Three Factors Behind The Stock Market’s Resilience

Apple has just announced its first revenue drop in 13 years.1

Goldman Sachs announced its profits fell 60% in a single quarter.2

Microsoft reported a 25% plunge in earnings.3

Welcome to the first quarter’s earnings season.

As of this writing, 207 members of the S&P 500 index have reported results. So far, total earnings have dropped 5.4%, while revenues have dropped 1.6%.4

More importantly, this will become the fourth quarterly earnings decline in a row, and the worst since 2009. We warned about this “earnings recession” last November in our Daily Pfennig® newsletter entitled, How Long Will the “Earnings Recession” Last?

We wrote, “The U.S. economy is technically not in a recession, but the stock market tells a different story. Stocks are on the verge of a recession – an earnings recession.” With such bad earnings, you’d think the stock market would be down a lot this year. But, so far, the S&P 500 index is up 1%. How is that possible?

Well, there are three forces behind the stock market’s resilience: 1) the recent recovery in oil, 2) a big drop in the U.S. dollar, and 3) share buybacks.

Let’s tackle each one separately.

How The Recent Oil Recovery Is Improving Sentiment
Just a month ago, the market was expecting earnings would fall 9.8% this quarter.5 So far, earnings have only dropped 5.7%.6 And, expectations have improved recently, in part because of a big change in the trend of oil prices.

You see, the crash in the price of oil from $100 to $27 a barrel delivered a huge blow to companies operating in the energy sector. In the last quarter of 2015, for example, earnings in the sector dropped 74% year over year.7

In other words, the energy sector accounted for most of the earnings drop in the last quarter of 2015. But, crude oil has rallied from $27 to $46 a barrel in the last two months. If prices stabilize at these levels, companies in this bruised and battered sector may get a break in the coming months, helping earnings recover later in the year.

Another new trend that could be helping stocks is the weak dollar.

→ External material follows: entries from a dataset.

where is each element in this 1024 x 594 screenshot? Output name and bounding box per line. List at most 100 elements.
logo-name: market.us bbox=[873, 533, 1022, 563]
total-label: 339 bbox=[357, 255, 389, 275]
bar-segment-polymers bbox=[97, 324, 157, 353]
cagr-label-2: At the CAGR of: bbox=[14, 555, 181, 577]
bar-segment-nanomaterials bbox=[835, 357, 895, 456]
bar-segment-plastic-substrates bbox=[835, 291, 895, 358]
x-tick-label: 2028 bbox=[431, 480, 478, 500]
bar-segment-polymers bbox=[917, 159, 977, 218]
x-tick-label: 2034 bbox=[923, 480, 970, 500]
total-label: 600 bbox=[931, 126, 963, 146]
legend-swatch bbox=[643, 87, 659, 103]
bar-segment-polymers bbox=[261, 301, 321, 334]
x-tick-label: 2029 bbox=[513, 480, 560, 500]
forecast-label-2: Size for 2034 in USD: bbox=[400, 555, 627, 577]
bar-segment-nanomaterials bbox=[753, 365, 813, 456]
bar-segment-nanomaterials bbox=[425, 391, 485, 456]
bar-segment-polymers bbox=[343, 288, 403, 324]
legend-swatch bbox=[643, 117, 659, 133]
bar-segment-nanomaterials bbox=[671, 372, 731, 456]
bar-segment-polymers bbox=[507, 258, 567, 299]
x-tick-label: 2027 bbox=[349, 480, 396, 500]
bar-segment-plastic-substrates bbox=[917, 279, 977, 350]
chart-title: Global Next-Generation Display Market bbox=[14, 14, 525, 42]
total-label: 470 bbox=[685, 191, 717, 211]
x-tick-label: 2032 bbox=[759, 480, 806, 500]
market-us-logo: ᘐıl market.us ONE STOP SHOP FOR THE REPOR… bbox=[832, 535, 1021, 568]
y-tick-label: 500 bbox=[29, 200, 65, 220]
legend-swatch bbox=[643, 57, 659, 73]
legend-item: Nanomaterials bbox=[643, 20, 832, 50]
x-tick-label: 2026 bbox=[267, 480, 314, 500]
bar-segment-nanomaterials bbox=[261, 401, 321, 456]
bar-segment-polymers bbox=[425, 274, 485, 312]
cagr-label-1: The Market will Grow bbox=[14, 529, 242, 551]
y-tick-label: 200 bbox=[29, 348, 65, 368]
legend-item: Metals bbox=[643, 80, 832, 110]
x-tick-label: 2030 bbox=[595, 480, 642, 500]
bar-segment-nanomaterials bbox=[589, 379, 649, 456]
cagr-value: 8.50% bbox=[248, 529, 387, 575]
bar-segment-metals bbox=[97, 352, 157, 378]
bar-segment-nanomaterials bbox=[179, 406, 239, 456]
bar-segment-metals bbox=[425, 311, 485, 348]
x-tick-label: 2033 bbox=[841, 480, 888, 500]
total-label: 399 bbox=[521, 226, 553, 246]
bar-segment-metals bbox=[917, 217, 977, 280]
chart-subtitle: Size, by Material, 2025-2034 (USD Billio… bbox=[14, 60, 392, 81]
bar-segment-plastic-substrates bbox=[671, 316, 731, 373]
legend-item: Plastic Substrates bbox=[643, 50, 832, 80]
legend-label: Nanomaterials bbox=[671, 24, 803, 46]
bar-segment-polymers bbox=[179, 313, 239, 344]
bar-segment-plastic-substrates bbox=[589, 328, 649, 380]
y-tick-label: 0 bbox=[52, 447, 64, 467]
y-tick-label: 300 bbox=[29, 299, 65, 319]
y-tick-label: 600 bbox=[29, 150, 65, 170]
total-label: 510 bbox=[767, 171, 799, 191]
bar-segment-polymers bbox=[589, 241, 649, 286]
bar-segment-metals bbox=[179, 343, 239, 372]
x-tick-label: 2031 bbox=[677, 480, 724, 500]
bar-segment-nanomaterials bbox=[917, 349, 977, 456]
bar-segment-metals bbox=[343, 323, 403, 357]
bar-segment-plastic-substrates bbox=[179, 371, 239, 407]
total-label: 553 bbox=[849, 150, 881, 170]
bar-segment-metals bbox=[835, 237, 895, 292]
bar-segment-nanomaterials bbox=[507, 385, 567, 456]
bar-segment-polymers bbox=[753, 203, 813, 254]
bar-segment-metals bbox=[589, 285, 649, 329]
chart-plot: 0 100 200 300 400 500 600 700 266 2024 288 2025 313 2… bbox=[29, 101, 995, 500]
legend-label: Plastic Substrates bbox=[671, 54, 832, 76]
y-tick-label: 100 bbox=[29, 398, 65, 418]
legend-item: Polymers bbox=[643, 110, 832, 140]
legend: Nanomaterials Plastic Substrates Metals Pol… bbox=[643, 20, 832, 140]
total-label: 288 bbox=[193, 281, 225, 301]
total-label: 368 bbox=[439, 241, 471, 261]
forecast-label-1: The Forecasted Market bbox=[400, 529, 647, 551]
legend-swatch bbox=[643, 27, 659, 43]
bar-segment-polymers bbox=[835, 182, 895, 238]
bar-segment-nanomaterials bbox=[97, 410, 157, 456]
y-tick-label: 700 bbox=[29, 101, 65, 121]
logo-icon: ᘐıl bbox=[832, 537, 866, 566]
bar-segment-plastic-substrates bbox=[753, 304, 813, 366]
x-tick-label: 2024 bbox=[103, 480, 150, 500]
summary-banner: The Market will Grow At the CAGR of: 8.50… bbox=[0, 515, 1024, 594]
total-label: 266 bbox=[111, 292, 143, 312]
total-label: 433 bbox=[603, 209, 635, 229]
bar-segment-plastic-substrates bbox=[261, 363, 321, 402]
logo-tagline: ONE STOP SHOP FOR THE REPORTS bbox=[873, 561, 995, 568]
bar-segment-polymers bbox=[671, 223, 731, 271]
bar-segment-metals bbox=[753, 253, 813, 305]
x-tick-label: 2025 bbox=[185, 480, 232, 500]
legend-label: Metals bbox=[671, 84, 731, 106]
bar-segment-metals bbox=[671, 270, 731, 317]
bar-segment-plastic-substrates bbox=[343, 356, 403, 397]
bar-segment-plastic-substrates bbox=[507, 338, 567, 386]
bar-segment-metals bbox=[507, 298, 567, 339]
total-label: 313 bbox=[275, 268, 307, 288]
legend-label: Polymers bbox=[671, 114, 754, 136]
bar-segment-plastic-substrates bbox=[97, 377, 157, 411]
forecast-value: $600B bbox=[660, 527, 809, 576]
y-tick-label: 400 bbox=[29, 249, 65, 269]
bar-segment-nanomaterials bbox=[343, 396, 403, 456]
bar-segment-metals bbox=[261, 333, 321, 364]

Dollar Weakness Could Boost Future Earnings
In our November article, we also wrote, “If the dollar continues to appreciate, we could see a further decline in earnings in the coming quarters.” Well, since we published that article, the U.S. dollar index has actually dropped from 100 to 93, as you can see in the chart below.

Chart courtesy of

The strong dollar during 2015 caused the U.S. dollar value of overseas profits to fall. It was a big reason behind the earnings weakness. But, now that the dollar has dropped about 7%, it could provide some relief to earnings in the coming quarters.

The rally in crude oil and the recent drop in the U.S. dollar explain, in part, why earnings expectations have improved recently. But, there’s another factor that explains why the stock market hasn’t dropped much, despite the “earnings recession.”

A Big Factor That’s Keeping The Stock Market From Selling Off
There’s something going on behind the scenes that’s providing support to the stock market. I’m talking about stock buybacks, also known as corporate share repurchases.

This happens when companies purchase their own shares and “retire” them, reducing the number of outstanding shares in the market. This reduction in the supply of shares can make the outstanding shares more valuable.

Warren Buffett explained this phenomenon in his 1999 letter to Berkshire Hathaway shareholders stating, “Repurchases are all the rage, but are all too often made for an unstated and, in our view, ignoble reason: to pump or support the stock price.”8

Shares repurchases have been growing every year since 2012, as you can see in the chart below from the S&P Dow Jones Indices. This has played a role in the ongoing bull market in stocks.

Stock Buybacks ($Billions) 2009-2016

Source: S&P Dow Jones Indices


Keep an eye on those three things. If the dollar continues to weaken, oil stabilizes and companies continue to repurchase shares, the earnings recession might come to an end, helping push the stock market even higher.

On the other hand, if the trend of a strong dollar and weak oil resumes, the earnings recession could go on for a little longer. Keep a close eye on these things in the coming months.